Mais alors, comment pouvons-nous expliquer le délai de mise en place du diagnostic ? Si les orthophonistes semblent frileux, cela s’explique probablement par le refus de catégoriser les enfants dans un domaine, de les étiqueter car si la dysphasie est un trouble du langage, les perspectives d’évolutions sont certes réelles mais faibles. En ce sens, ne pas écrire le diagnostic pour les orthophonistes ne nuit pas à la prise en charge effective. Ensuite, le diagnostic doit être pluridisciplinaire, ce qui sous-entend une excellente entente entre les divers domaines de compétences pour une meilleure action pour les enfants.
Malgré les inquiétudes des parents quant aux possibilités de scolariser leur enfant dysphasique, il est indispensable que celui-ci puisse se retrouver parmi des enfants de son âge pour qu’il puisse également partager les mêmes centres d’intérêt qu’eux. Toutefois, il faut prévenir l’enseignant de ses difficultés langagières pour qu’il ne le mette pas en difficulté devant ses camarades. Dès la maternelle, il va apprendre comment communiquer malgré son trouble du langage et ainsi il va prendre davantage confiance en lui en instaurant de nouvelles relations avec les autres. Si l’enfant passe une grande partie de son temps à l’école, c’est bien entendu l’enseignant qui va servir de médium dans cette relation complexe entre l’enfant dysphasique et l’institution scolaire.
Au-delà du handicap de départ, celui du trouble du langage, l’enseignant va permettre à l’enfant dysphasique d’accéder à des apprentissages divers. Le succès repose donc en partie sur l’attitude de l’enseignant : il doit être convaincu que cela ne veut pas dire que l’enfant va se fondre dans « le moule » ou qu’il faut le maintenir dans un statut d’apprenant au même titre que les autres élèves. Il doit respecter les différences cognitives de l’enfant dysphasique et ainsi accepter son style spécifique d’apprentissage et trouver des dispositifs adéquats. Intégrer un enfant dysphasique demande soutien, compréhension et volonté de trouver de nouvelles techniques d’apprentissage. Ainsi, en tout premier lieu, il est important que l’enseignant gère sa classe en maintenant un climat propice aux apprentissages, malgré les différences et les difficultés des enfants dysphasiques. En effet, l’ambiance de classe favorise une meilleure intégration des élèves et leur permet de se sentir en confiance dans ce nouveau cadre d’éveil. De plus, une ambiance calme et harmonieuse en classe facilite la compréhension des élèves qui sont davantage à l’écoute et en interaction avec le professeur.

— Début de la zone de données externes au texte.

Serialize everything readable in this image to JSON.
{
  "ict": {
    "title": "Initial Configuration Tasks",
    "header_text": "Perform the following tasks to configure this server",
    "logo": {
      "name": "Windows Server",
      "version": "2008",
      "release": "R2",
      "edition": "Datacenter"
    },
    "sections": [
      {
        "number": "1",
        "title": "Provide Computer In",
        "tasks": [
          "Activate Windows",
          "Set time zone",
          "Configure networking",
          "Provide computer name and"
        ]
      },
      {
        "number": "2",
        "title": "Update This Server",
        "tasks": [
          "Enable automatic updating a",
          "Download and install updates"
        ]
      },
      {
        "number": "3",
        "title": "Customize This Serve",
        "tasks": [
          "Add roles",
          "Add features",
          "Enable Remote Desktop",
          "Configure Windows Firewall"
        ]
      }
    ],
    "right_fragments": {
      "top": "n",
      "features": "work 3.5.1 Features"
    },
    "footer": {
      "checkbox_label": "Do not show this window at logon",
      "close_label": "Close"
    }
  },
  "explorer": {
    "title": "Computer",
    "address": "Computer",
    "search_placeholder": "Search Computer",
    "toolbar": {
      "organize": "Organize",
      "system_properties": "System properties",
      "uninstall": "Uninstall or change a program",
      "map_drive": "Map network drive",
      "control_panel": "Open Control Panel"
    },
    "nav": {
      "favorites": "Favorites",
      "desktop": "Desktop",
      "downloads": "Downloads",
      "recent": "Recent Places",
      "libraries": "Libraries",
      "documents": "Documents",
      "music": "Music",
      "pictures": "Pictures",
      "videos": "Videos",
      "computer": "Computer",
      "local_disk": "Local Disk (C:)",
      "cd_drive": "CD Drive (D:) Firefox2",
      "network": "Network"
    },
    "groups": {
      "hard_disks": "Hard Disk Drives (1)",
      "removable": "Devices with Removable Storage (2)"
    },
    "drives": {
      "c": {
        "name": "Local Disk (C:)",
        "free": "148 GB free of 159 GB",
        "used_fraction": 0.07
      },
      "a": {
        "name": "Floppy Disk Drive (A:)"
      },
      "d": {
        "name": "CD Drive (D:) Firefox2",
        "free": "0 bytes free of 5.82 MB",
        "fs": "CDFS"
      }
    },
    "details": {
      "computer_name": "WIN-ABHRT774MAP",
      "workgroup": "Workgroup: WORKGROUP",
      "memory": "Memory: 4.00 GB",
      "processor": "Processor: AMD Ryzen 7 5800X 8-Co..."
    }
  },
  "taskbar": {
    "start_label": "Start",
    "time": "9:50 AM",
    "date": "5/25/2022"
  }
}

Comme le notent Monique Touzin et Marie-Noëlle Leroux, « les consignes devront être données de façon claire, en exagérant les intonations pour que l’enfant dysphasique les perçoive bien » (Touzin et Leroux, 2011 : 76).
Il faut que l’enseignant s’adresse à l’enfant en le regardant, en s’exprimant de façon intelligible, lentement et en articulant bien. En effet, le travail scolaire nécessite des efforts intenses de la part des élèves et sans adaptation, les résultats ne seront pas à la hauteur des efforts fournis. C’est pourquoi, pour garantir une bonne compréhension des énoncés, l’enseignant évitera les phrases complexes. Aussi, pour attirer l’attention de l’élève et cela avant de donner la consigne, il permettra à l’enfant d’anticiper le déroulement du cours en respectant un ordre précis : la chronologie facilitera la compréhension des diverses situations pour l’enfant. Si on lui donne plusieurs consignes en même temps, utiliser des repères visuels comme compter avec les doigts pour distinguer chaque tâche serait une technique pertinente dans le processus d’apprentissage. Ces adaptations vont donc permettre à l’élève dysphasique de contourner ses difficultés. Ainsi, le professeur reformulera si l’enfant ne comprend pas. Il vérifiera fréquemment que l’enfant a bien compris la tâche en lui demandant de la reformuler. Bien souvent, les élèves n’osent pas dire qu’ils n’ont pas compris car, pour eux, c’est honteux ou difficile à formuler. Dans ce cas, l’enseignant incitera l’élève à reformuler par lui-même, à verbaliser ses difficultés et à lui montrer que l’on a compris, même si sa formulation semble incorrecte. Autrement dit, il privilégiera toujours le fond.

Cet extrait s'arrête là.